A partial discharge generates high-frequency voltages and radio beams. Parallel to the measurement of the test voltage, the high-frequency voltage components can either be measured via a line or the radio radiation via an antenna. Both methods are offered by SPS electronic and are interference-free due to narrow-band and active measurement technology. They can therefore be used without restrictions in both laboratory and production environments.

Testing EOL

In the routine test, the test voltage is first determined. For the series testing of many DUT, testing is often only carried out at this determined voltage and with fewer voltage pulses. The reduction of steps and pulses is done to avoid too high loads on the final product. While in the past these tests were not very suitable for series production due to the long cycle time, this is now possible by using SPS electronic test technology. Due to the considerable reduction of the test time, EOL measurements on a large scale are also possible!

Measurement result

The measurement result is output logarithmically in millivolts (mV). A doubling of the partial discharge voltage from 50 mV to 100 mV corresponds to a tenfold increase in discharge energy (from 100 mV to 200 mV corresponds to a tenfold increase again). The background noise with antenna is (depending on the environment) typically 30 mV - 50 mV, with line coupling the background noise is typically 180 mV to 230 mV.  The threshold value for detection as partial discharge should be approx. 20 mV to 50 mV above the background noise (customer-dependent).

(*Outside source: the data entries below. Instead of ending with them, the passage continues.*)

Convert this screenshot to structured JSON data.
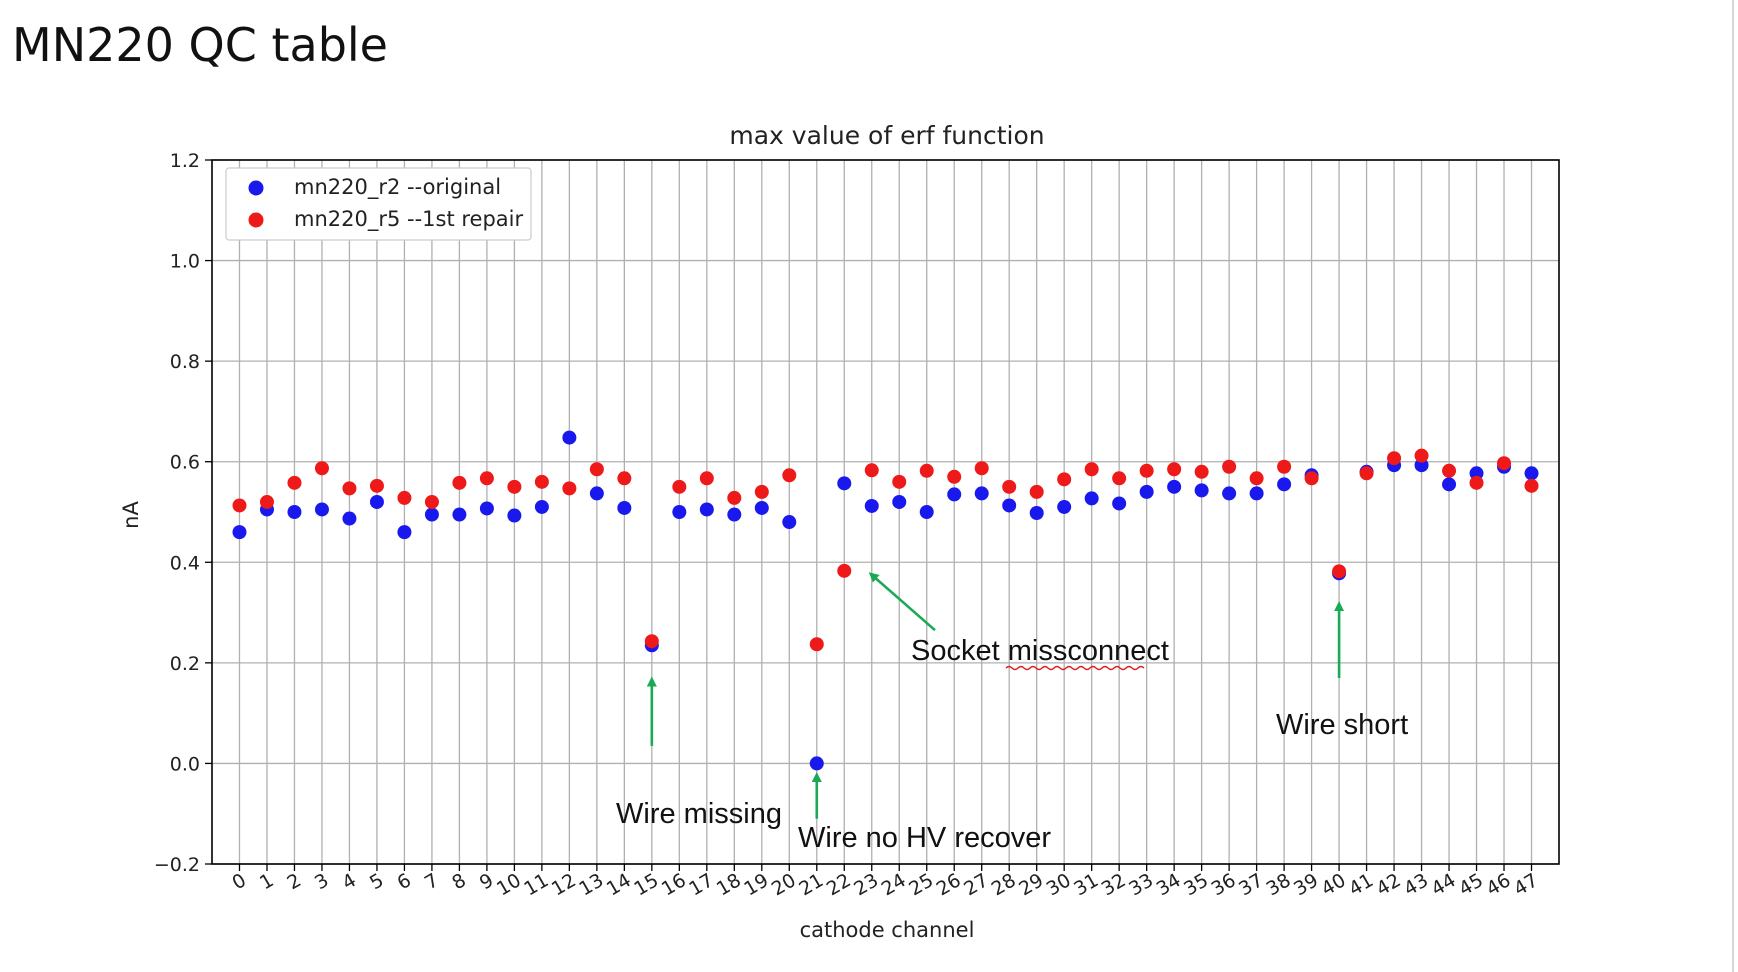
{
  "page": {
    "title": "MN220 QC table"
  },
  "chart_data": {
    "type": "scatter",
    "title": "max value of erf function",
    "xlabel": "cathode channel",
    "ylabel": "nA",
    "xlim": [
      -1,
      48
    ],
    "ylim": [
      -0.2,
      1.2
    ],
    "xticks": [
      0,
      1,
      2,
      3,
      4,
      5,
      6,
      7,
      8,
      9,
      10,
      11,
      12,
      13,
      14,
      15,
      16,
      17,
      18,
      19,
      20,
      21,
      22,
      23,
      24,
      25,
      26,
      27,
      28,
      29,
      30,
      31,
      32,
      33,
      34,
      35,
      36,
      37,
      38,
      39,
      40,
      41,
      42,
      43,
      44,
      45,
      46,
      47
    ],
    "yticks": [
      "−0.2",
      "0.0",
      "0.2",
      "0.4",
      "0.6",
      "0.8",
      "1.0",
      "1.2"
    ],
    "ytick_values": [
      -0.2,
      0.0,
      0.2,
      0.4,
      0.6,
      0.8,
      1.0,
      1.2
    ],
    "grid": true,
    "legend_position": "top-left",
    "series": [
      {
        "name": "mn220_r2 --original",
        "color": "#1919ee",
        "x": [
          0,
          1,
          2,
          3,
          4,
          5,
          6,
          7,
          8,
          9,
          10,
          11,
          12,
          13,
          14,
          15,
          16,
          17,
          18,
          19,
          20,
          21,
          22,
          23,
          24,
          25,
          26,
          27,
          28,
          29,
          30,
          31,
          32,
          33,
          34,
          35,
          36,
          37,
          38,
          39,
          40,
          41,
          42,
          43,
          44,
          45,
          46,
          47
        ],
        "y": [
          0.46,
          0.505,
          0.5,
          0.505,
          0.487,
          0.52,
          0.46,
          0.495,
          0.495,
          0.507,
          0.493,
          0.51,
          0.648,
          0.537,
          0.508,
          0.235,
          0.5,
          0.505,
          0.495,
          0.508,
          0.48,
          0.0,
          0.557,
          0.512,
          0.52,
          0.5,
          0.535,
          0.537,
          0.513,
          0.498,
          0.51,
          0.527,
          0.517,
          0.54,
          0.55,
          0.543,
          0.537,
          0.537,
          0.555,
          0.573,
          0.378,
          0.58,
          0.593,
          0.593,
          0.555,
          0.577,
          0.59,
          0.577
        ]
      },
      {
        "name": "mn220_r5 --1st repair",
        "color": "#ee1919",
        "x": [
          0,
          1,
          2,
          3,
          4,
          5,
          6,
          7,
          8,
          9,
          10,
          11,
          12,
          13,
          14,
          15,
          16,
          17,
          18,
          19,
          20,
          21,
          22,
          23,
          24,
          25,
          26,
          27,
          28,
          29,
          30,
          31,
          32,
          33,
          34,
          35,
          36,
          37,
          38,
          39,
          40,
          41,
          42,
          43,
          44,
          45,
          46,
          47
        ],
        "y": [
          0.513,
          0.52,
          0.558,
          0.587,
          0.547,
          0.552,
          0.528,
          0.52,
          0.558,
          0.567,
          0.55,
          0.56,
          0.547,
          0.585,
          0.567,
          0.243,
          0.55,
          0.567,
          0.528,
          0.54,
          0.573,
          0.237,
          0.383,
          0.583,
          0.56,
          0.582,
          0.57,
          0.587,
          0.55,
          0.54,
          0.565,
          0.585,
          0.567,
          0.582,
          0.585,
          0.58,
          0.59,
          0.567,
          0.59,
          0.567,
          0.382,
          0.577,
          0.607,
          0.612,
          0.582,
          0.558,
          0.597,
          0.552
        ]
      }
    ],
    "annotations": [
      {
        "text": "Wire missing",
        "x": 15,
        "arrow_from_y": 0.035,
        "arrow_to_y": 0.165
      },
      {
        "text": "Wire no HV recover",
        "x": 21,
        "arrow_from_y": -0.11,
        "arrow_to_y": -0.025
      },
      {
        "text": "Socket missconnect",
        "arrow_from_x": 25.3,
        "arrow_from_y": 0.265,
        "arrow_to_x": 23.0,
        "arrow_to_y": 0.375
      },
      {
        "text": "Wire short",
        "x": 40,
        "arrow_from_y": 0.17,
        "arrow_to_y": 0.315
      }
    ]
  }
}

Why we don't measure in picocoloumb

The measurement of partial discharge in coulombs is useful for "twisted pairs of conductors", if the equivalent capacitance CS is considerably smaller than the detection capacitor Cd, and is only required in the IEC 60270 standard for PD. However, standards of practical relevance for winding materials (e.g. IEC/TS 60034-27-5 and IEC 61934) do not specify the measured value in Coulomb (or Picocoulomb), since the electrical charge cannot be measured in a meaningful way. Measuring the electric charge in Coulomb leads to inaccuracies and corresponding difficulties in comparison.

More meaningful than the charge energy is, in practice, the level of the inception- (PDIF) and extinction voltage (PDEV). The higher the voltage, the better the insulation.

Why an active measurement is preferable

The accuracy of the measurement is increased by active antennas (MW 40) and active line coupling (HW 40), the sensitivity to interference is reduced, the range of applications is increased and the line length to the test device may be longer.

Active antenna compared to active line coupling

The microwave antenna operates in the range of 1.57 GHz (GPS frequency), as no electronic devices may interfere in this frequency range. The active antenna processes the signal already in the antenna head, so that the accuracy is increased and the line length to the test system can be as long as required. The measurement with an antenna is only useful on open stators. On closed stators (assembled motors) the active line coupling is used. The measurement with line coupling is more sensitive, but has a higher background noise and only frequencies in the range up to 400 MHz can be evaluated.

Measuring method according to IEC 61934

Since partial discharges are not a 100% reproducible event, a measuring method in connection with surge pulses was defined in the IEC 61934 standard to determine the insulation quality of winding materials by partial discharge measurements. For this purpose not only one surge pulse is evaluated, but a whole series of surge pulses with different voltages.

The IEC 61934 standard proposes to work with 10 pulses per voltage. Initially, the test voltage is continuously increased. As soon as a partial discharge occurs for the first time, this voltage level is recorded as the partial discharge inception voltage (PDIV). The test voltage is then further increased until 50% of the surge pulses produce partial discharge. This voltage is called the repeated partial discharge inception voltage (RPDIV). Now the voltage level of the surge pulses is reduced again. If partial discharges are detected in less than 50% of the surge pulses, this value is recorded as the repeated partial discharge interruption voltage (RPDEV). As soon as no more partial discharges are registered at a voltage level, the partial discharge interruption voltage is reached (PDEV) and the test is terminated.

With these four characteristic values the insulation of the winding is clearly qualified and can be provided with tolerances for production. Testing to IEC 61934 is particularly important for winding materials that are exposed to steep switching flanks during use, as potential early failures in production are detected that cannot be detected by other methods.